Using account-analysis statements, a company can examine almost the entire mix of service-based activities it employs, says Mike Gallanis, a partner at Treasury Strategies, including such things as checks issued for disbursements, customer payments into depository accounts, wire transfers, and the information-reporting services provided by the bank. ProLogis’s Sullivan closely tracks which banks get his capital-markets business and how they benefit from a profit and league-table standpoint.
Adding up those expenditures will enlighten CFOs as to how much business they actually bring each bank provider. Such information is power, because banks and corporations tend to hew to an unwritten rule that a borrower will also tap its lenders for other, more lucrative products.
“The day-to-day transactional business is the foundation of a [company-bank] relationship,” says Greg Becker, president of Silicon Valley Bank and SVB Financial Group. “If you have a client’s core banking, you will keep that client longer” and the lifetime value of the client will be higher. SVB doesn’t “deliver” credit unless the ties extend past the credit facility alone, Becker says. “We want it to be part of a piece.”

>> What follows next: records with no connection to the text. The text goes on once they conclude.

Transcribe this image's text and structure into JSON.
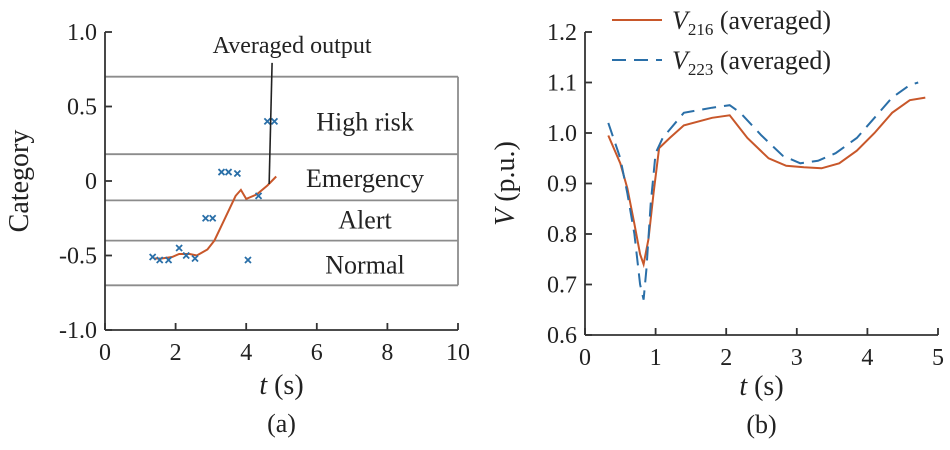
{
  "chart_data": [
    {
      "type": "scatter",
      "panel_label": "(a)",
      "xlabel": "t",
      "xunit": "(s)",
      "ylabel": "Category",
      "xlim": [
        0,
        10
      ],
      "ylim": [
        -1.0,
        1.0
      ],
      "xticks": [
        0,
        2,
        4,
        6,
        8,
        10
      ],
      "xtick_labels": [
        "0",
        "2",
        "4",
        "6",
        "8",
        "10"
      ],
      "yticks": [
        1.0,
        0.5,
        0,
        -0.5,
        -1.0
      ],
      "ytick_labels": [
        "1.0",
        "0.5",
        "0",
        "-0.5",
        "-1.0"
      ],
      "zone_boundaries": [
        -0.7,
        -0.4,
        -0.13,
        0.18,
        0.7
      ],
      "zones": [
        {
          "label": "High risk",
          "y": 0.4
        },
        {
          "label": "Emergency",
          "y": 0.02
        },
        {
          "label": "Alert",
          "y": -0.26
        },
        {
          "label": "Normal",
          "y": -0.56
        }
      ],
      "annotation": {
        "text": "Averaged output",
        "text_at": [
          5.3,
          0.86
        ],
        "points_to": [
          4.65,
          -0.02
        ]
      },
      "colors": {
        "points": "#2a6fa8",
        "line": "#c8572a",
        "zone_lines": "#8c8c8c"
      },
      "points": {
        "x": [
          1.35,
          1.55,
          1.8,
          2.1,
          2.3,
          2.55,
          2.85,
          3.05,
          3.3,
          3.5,
          3.75,
          4.05,
          4.35,
          4.6,
          4.8
        ],
        "y": [
          -0.51,
          -0.53,
          -0.53,
          -0.45,
          -0.5,
          -0.52,
          -0.25,
          -0.25,
          0.06,
          0.06,
          0.05,
          -0.53,
          -0.1,
          0.4,
          0.4
        ]
      },
      "series": [
        {
          "x": [
            1.4,
            1.6,
            1.9,
            2.1,
            2.4,
            2.6,
            2.9,
            3.1,
            3.4,
            3.7,
            3.85,
            4.0,
            4.3,
            4.6,
            4.85
          ],
          "values": [
            -0.52,
            -0.52,
            -0.51,
            -0.49,
            -0.49,
            -0.5,
            -0.46,
            -0.4,
            -0.25,
            -0.1,
            -0.06,
            -0.12,
            -0.09,
            -0.03,
            0.03
          ]
        }
      ]
    },
    {
      "type": "line",
      "panel_label": "(b)",
      "xlabel": "t",
      "xunit": "(s)",
      "ylabel": "V",
      "yunit": "(p.u.)",
      "xlim": [
        0,
        5
      ],
      "ylim": [
        0.6,
        1.2
      ],
      "xticks": [
        0,
        1,
        2,
        3,
        4,
        5
      ],
      "xtick_labels": [
        "0",
        "1",
        "2",
        "3",
        "4",
        "5"
      ],
      "yticks": [
        1.2,
        1.1,
        1.0,
        0.9,
        0.8,
        0.7,
        0.6
      ],
      "ytick_labels": [
        "1.2",
        "1.1",
        "1.0",
        "0.9",
        "0.8",
        "0.7",
        "0.6"
      ],
      "legend_position": "top-right",
      "series": [
        {
          "name_main": "V",
          "name_sub": "216",
          "name_rest": " (averaged)",
          "color": "#c8572a",
          "dash": "solid",
          "x": [
            0.33,
            0.5,
            0.6,
            0.7,
            0.78,
            0.83,
            0.9,
            0.97,
            1.05,
            1.2,
            1.4,
            1.8,
            2.05,
            2.3,
            2.6,
            2.85,
            3.1,
            3.35,
            3.6,
            3.85,
            4.1,
            4.35,
            4.6,
            4.82
          ],
          "values": [
            0.995,
            0.94,
            0.89,
            0.82,
            0.76,
            0.74,
            0.79,
            0.88,
            0.97,
            0.99,
            1.015,
            1.03,
            1.035,
            0.99,
            0.95,
            0.935,
            0.932,
            0.93,
            0.94,
            0.965,
            1.0,
            1.04,
            1.065,
            1.07
          ]
        },
        {
          "name_main": "V",
          "name_sub": "223",
          "name_rest": " (averaged)",
          "color": "#2a6fa8",
          "dash": "dashed",
          "x": [
            0.33,
            0.5,
            0.6,
            0.7,
            0.78,
            0.83,
            0.87,
            0.93,
            1.0,
            1.1,
            1.4,
            1.8,
            2.05,
            2.2,
            2.5,
            2.8,
            3.05,
            3.3,
            3.55,
            3.85,
            4.1,
            4.35,
            4.6,
            4.72
          ],
          "values": [
            1.02,
            0.95,
            0.88,
            0.8,
            0.7,
            0.67,
            0.73,
            0.86,
            0.96,
            0.99,
            1.04,
            1.05,
            1.055,
            1.04,
            0.995,
            0.955,
            0.94,
            0.945,
            0.96,
            0.99,
            1.03,
            1.07,
            1.095,
            1.1
          ]
        }
      ]
    }
  ]
}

Diane Quinn, managing director of large corporate banking at JPMorgan Chase, says treasury teams are scrutinizing banking business awarded to noncredit providers. For example, corporate marketing departments that issue customer rebates often pick a third-party payment provider without consulting their finance departments, and the same often happens when procurement departments choose credit-card issuers. But as capital has become scarcer, finance departments are insisting that these “back-end” financial providers be among the company’s lenders, says Quinn.
That kind of rigor can bolster banking relationships but may also present a dilemma: CFOs want their cash management, treasury, and other services to be cost-effective and efficient, but if a firm has multiple lending banks and tries to share the wealth, efficiency can suffer. “One could argue that the more banks you involve the less efficient the process will be,” says Gallanis. On top of that is concern about counterparty risk exposure. If a company has all its cash management with one or two banks because they are its only lenders, but those banks don’t have stellar economic profiles, the board of directors may pressure the CFO to diversify, says Gallanis.

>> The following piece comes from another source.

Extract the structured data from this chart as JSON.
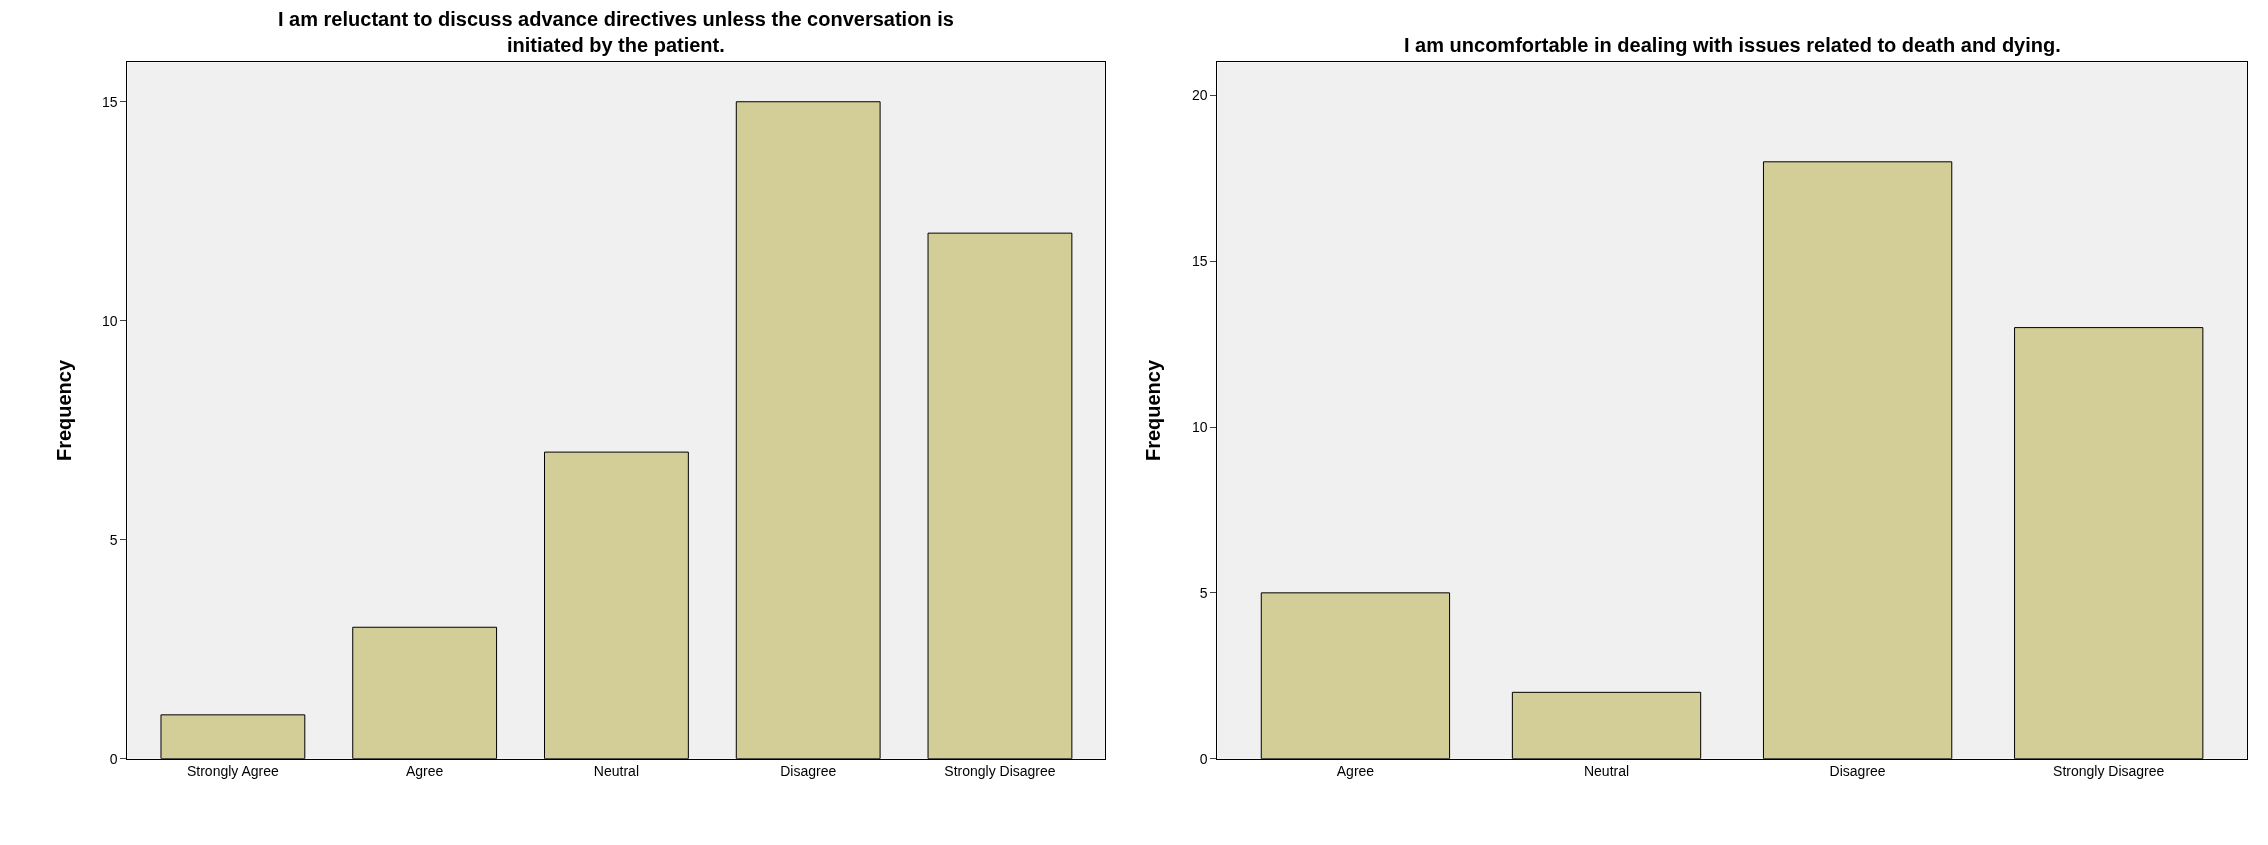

Almost all of the banks in Pegasus Solutions’s credit syndicate provide other services to the company, but the finance department separates that from the banks’ status as a lender, says Mark Dubrow, CFO of the technology and marketing services provider. “I’m not giving them the business because they’re part of the syndicate, [nor am I] trying to buy favoritism,” says Dubrow. “But if they can provide the best service at the best price, I’ll award them the contract.”
Dubrow’s approach did not hinder the company’s pursuit of amendments to a term loan in 2008. “The banks could have said, ‘I’m tired of this — they haven’t thrown me a bone in two years so I’m not voting for an amendment,’” Dubrow says, but they didn’t. CFOs who don’t separate borrowing and the provision of other services leave room for their decision-making to be questioned, Dubrow insists. But that stance must be established early in the bank relationship.